My suggestion to place your router behind another firewall was for you to see what actually Skynet blocks and what the graphs really mean. This another firewall can be consumer router, with yours in double NAT. Skynet is coded in a way it shows you dropped connections even when the connections would have been dropped anyway without Skynet. With another firewall in-line Skynet graphs will have little to show. You guys perhaps suffer from what is called "novice obsession" - graphs, blocking, logging, data hoarding, too much hardware. That goes away over time.

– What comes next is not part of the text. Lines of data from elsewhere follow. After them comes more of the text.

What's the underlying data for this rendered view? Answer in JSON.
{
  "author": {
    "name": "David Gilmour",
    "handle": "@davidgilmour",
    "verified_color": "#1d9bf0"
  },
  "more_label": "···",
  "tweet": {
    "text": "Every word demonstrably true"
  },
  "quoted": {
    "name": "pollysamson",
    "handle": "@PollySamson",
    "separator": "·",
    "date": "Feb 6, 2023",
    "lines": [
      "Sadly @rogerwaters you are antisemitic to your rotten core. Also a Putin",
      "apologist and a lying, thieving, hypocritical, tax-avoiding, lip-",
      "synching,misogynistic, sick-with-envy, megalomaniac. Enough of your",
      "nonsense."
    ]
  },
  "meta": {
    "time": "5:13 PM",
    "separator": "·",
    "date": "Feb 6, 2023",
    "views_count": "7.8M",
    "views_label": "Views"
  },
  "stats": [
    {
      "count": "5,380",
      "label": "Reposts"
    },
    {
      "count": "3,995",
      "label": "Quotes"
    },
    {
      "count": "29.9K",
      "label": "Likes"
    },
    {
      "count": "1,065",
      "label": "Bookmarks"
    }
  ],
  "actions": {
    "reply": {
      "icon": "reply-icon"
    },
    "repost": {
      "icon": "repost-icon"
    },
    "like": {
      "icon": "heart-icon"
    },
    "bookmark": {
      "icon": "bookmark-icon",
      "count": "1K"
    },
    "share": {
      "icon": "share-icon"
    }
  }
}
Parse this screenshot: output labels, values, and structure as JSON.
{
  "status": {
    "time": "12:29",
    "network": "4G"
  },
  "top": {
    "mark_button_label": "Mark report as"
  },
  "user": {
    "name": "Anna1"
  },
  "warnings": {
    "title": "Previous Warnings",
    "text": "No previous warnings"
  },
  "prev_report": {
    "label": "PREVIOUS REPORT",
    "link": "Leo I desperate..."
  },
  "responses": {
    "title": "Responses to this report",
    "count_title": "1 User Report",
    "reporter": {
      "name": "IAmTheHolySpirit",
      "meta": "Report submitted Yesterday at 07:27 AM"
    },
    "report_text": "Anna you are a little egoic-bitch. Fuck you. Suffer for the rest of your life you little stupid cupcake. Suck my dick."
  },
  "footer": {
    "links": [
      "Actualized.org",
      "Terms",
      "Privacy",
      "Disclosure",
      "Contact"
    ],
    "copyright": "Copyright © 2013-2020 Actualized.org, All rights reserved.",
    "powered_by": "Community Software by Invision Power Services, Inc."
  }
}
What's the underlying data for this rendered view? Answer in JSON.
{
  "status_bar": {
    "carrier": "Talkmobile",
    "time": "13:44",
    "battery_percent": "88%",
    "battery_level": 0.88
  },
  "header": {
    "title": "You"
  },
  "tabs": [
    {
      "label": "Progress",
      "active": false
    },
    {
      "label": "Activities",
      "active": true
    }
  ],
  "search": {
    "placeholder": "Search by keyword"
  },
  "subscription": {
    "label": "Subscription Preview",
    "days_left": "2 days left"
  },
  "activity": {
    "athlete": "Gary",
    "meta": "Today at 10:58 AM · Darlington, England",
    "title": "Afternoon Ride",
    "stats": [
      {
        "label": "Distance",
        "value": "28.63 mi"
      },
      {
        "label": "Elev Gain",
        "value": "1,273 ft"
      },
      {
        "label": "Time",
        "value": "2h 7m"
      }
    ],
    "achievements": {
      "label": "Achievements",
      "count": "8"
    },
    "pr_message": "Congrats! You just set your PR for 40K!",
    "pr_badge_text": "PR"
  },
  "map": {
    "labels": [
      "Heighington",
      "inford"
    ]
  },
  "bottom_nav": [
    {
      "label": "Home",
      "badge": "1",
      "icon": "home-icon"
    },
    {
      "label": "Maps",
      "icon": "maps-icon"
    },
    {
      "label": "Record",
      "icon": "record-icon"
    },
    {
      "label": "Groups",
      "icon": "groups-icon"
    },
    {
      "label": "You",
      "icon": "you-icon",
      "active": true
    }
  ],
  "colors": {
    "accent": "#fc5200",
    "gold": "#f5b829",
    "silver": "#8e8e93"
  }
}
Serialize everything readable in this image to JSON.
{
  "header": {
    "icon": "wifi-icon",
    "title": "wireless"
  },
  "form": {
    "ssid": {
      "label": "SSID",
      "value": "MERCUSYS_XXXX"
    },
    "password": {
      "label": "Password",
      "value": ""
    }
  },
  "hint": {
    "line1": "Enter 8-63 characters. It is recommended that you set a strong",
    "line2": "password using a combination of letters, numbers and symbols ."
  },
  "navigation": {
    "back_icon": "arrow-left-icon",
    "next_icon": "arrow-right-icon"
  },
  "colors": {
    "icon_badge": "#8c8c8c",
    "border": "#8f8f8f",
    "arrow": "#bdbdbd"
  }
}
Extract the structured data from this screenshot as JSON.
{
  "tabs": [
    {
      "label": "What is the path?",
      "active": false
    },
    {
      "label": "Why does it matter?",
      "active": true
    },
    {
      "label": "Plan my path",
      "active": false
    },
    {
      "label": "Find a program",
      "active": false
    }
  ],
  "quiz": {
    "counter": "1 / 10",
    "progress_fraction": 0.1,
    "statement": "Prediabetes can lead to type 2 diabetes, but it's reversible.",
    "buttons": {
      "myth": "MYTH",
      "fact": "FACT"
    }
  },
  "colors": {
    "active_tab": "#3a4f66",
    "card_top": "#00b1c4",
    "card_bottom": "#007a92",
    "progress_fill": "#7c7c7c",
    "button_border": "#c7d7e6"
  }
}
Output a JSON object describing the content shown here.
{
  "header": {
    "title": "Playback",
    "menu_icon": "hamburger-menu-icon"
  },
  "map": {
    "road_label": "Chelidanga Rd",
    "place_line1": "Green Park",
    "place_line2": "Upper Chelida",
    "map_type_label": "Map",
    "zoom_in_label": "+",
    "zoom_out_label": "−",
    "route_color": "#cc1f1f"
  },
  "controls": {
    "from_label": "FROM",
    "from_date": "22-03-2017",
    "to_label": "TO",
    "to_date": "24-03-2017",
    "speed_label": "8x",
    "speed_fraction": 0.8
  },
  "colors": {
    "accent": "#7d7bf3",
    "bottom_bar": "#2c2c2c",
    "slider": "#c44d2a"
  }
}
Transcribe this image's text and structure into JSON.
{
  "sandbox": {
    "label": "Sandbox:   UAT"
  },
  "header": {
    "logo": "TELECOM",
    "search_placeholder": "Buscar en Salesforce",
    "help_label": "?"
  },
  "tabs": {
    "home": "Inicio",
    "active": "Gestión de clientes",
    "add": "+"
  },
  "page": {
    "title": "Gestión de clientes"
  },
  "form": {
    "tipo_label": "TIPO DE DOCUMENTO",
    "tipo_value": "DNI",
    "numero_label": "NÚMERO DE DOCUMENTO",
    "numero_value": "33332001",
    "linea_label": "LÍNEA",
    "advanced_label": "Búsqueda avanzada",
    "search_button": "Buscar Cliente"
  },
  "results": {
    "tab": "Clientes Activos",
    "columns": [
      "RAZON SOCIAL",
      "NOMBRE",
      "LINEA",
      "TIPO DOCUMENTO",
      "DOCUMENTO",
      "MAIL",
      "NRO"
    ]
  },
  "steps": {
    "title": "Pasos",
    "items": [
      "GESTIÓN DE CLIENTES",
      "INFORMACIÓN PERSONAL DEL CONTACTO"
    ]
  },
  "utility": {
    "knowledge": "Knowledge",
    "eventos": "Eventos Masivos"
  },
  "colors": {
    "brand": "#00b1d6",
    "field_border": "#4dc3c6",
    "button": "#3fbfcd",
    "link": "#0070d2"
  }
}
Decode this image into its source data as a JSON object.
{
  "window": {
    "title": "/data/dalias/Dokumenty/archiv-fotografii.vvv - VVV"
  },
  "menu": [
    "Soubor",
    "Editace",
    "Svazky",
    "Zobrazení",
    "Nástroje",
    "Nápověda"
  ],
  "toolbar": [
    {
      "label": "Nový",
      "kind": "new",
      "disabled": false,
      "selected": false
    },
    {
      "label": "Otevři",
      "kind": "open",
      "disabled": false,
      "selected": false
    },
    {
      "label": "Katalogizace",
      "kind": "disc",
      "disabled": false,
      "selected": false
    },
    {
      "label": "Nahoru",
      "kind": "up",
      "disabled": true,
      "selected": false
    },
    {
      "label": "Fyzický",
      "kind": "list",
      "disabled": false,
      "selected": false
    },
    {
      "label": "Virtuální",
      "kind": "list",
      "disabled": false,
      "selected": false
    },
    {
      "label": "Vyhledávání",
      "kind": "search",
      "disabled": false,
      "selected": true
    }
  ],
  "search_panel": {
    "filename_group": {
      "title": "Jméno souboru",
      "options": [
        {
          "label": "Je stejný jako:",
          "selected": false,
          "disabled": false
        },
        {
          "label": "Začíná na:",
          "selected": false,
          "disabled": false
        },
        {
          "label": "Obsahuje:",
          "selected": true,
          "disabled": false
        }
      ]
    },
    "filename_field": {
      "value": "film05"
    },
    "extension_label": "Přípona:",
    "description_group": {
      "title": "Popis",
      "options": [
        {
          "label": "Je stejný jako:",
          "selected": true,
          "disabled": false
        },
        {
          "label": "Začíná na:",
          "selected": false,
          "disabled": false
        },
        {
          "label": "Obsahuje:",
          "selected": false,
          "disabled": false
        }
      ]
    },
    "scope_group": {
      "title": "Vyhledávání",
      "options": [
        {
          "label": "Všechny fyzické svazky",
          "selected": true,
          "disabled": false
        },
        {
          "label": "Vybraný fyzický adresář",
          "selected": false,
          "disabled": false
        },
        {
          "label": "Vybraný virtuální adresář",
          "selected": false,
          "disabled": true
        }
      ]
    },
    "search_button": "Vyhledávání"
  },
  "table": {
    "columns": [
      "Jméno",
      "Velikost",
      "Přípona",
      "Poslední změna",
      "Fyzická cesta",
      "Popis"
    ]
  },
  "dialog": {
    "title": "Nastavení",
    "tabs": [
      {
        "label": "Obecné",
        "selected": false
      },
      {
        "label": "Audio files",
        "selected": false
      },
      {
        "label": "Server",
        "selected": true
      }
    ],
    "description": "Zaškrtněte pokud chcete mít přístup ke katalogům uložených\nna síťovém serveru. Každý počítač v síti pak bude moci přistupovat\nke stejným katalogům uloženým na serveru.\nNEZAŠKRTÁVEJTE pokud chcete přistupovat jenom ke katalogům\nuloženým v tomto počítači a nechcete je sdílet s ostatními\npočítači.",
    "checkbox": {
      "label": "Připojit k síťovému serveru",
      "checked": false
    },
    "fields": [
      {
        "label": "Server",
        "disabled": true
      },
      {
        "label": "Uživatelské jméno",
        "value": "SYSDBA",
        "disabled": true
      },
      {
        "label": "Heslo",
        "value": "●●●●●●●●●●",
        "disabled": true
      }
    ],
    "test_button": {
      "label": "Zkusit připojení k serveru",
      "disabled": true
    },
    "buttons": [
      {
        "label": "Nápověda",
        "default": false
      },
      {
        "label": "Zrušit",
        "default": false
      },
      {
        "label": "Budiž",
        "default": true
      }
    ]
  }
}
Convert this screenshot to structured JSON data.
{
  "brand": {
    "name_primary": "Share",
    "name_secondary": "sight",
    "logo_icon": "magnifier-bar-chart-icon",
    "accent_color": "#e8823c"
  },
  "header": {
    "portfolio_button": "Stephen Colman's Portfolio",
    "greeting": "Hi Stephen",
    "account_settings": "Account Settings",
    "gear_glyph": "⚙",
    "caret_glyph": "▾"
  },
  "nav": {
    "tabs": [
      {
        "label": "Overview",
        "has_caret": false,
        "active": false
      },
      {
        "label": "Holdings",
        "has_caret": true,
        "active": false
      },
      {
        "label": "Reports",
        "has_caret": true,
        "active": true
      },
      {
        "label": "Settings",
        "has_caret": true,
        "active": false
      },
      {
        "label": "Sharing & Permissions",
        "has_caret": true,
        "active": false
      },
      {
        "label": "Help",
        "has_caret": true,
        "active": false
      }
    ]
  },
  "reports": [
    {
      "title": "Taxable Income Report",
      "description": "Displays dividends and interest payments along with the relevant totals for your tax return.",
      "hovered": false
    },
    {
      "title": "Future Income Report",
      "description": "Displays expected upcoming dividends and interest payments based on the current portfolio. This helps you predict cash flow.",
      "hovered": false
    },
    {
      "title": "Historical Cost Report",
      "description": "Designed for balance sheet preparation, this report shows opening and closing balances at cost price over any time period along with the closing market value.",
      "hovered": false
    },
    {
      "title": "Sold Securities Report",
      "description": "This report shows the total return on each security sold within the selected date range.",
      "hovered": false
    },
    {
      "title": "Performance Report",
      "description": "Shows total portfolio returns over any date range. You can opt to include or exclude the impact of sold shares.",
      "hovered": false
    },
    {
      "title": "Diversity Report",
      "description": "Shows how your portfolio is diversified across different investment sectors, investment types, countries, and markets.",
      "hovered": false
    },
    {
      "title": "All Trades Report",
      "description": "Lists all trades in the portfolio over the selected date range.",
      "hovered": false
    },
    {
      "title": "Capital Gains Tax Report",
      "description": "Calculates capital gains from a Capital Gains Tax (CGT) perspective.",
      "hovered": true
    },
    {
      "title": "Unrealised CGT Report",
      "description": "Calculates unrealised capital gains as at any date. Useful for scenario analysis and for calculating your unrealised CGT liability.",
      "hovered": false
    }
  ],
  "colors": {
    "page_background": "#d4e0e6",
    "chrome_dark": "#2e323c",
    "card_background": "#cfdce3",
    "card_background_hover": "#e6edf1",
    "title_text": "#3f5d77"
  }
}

How serious the obsession is depends on how often you peek in your router's GUI. It's the same as social media obsession - let's login in and see, someone may have posted something.

The real value of a skynet firewall is outbound blocking, it will alert you so you can check when there are outbound malware listed sites being blocked so you can investigate. There are few times it's false positive in a sense that it belongs to a net range that few are contaminated with malware. It's up to you to investigate , skynet gives you tools to do so then decide what to whitelist.

 

[Tech9]

The real value of a skynet firewall is outbound blocking

This is correct - limiting the user's access to potentially malicious IPs, if eventually missed by other active protections. Many people believe the more layers of protection the better. This is not always the case. More trusted sources filter real threats, less trusted ones add mostly false positives. Posts like this one are all over AddOns forum.

 

[bluepoint]

This is correct - limiting the user's access to potentially malicious IPs, if eventually missed by other active protections. Many people believe the more layers of protection the better. This is not always the case. More trusted sources filter real threats, less trusted ones add mostly false positives. Posts like this one are all over AddOns forum.

The whole time I've use skynet, I have not seen it block microsoft updates even MO updates. Most of my "possible" false positive were pool.ntp ip's which I ignore cause it's possible they are really tainted with malware, those that are poorly managed. It's one reason I don't use those servers.

 

[Clark Griswald]

+1 skynet in "vanilla" mode and never had MS Updates blocked.
I agree that a double-NAT scenario would be nice, except The Wife is concerned about the amount of "equipment" we currently use.
AiP and skynet both give information regarding the block, which is great. Perhaps it's The Griswald Luck, but I don't remember any false positives from either. Not so much "novice obsession", yet I checked the gui/logs when TM and script were first installed, but now I check every few days to verify nothing is amiss.
Edit: I did have an " *oob obsession", but that was at Christmas time a few years back.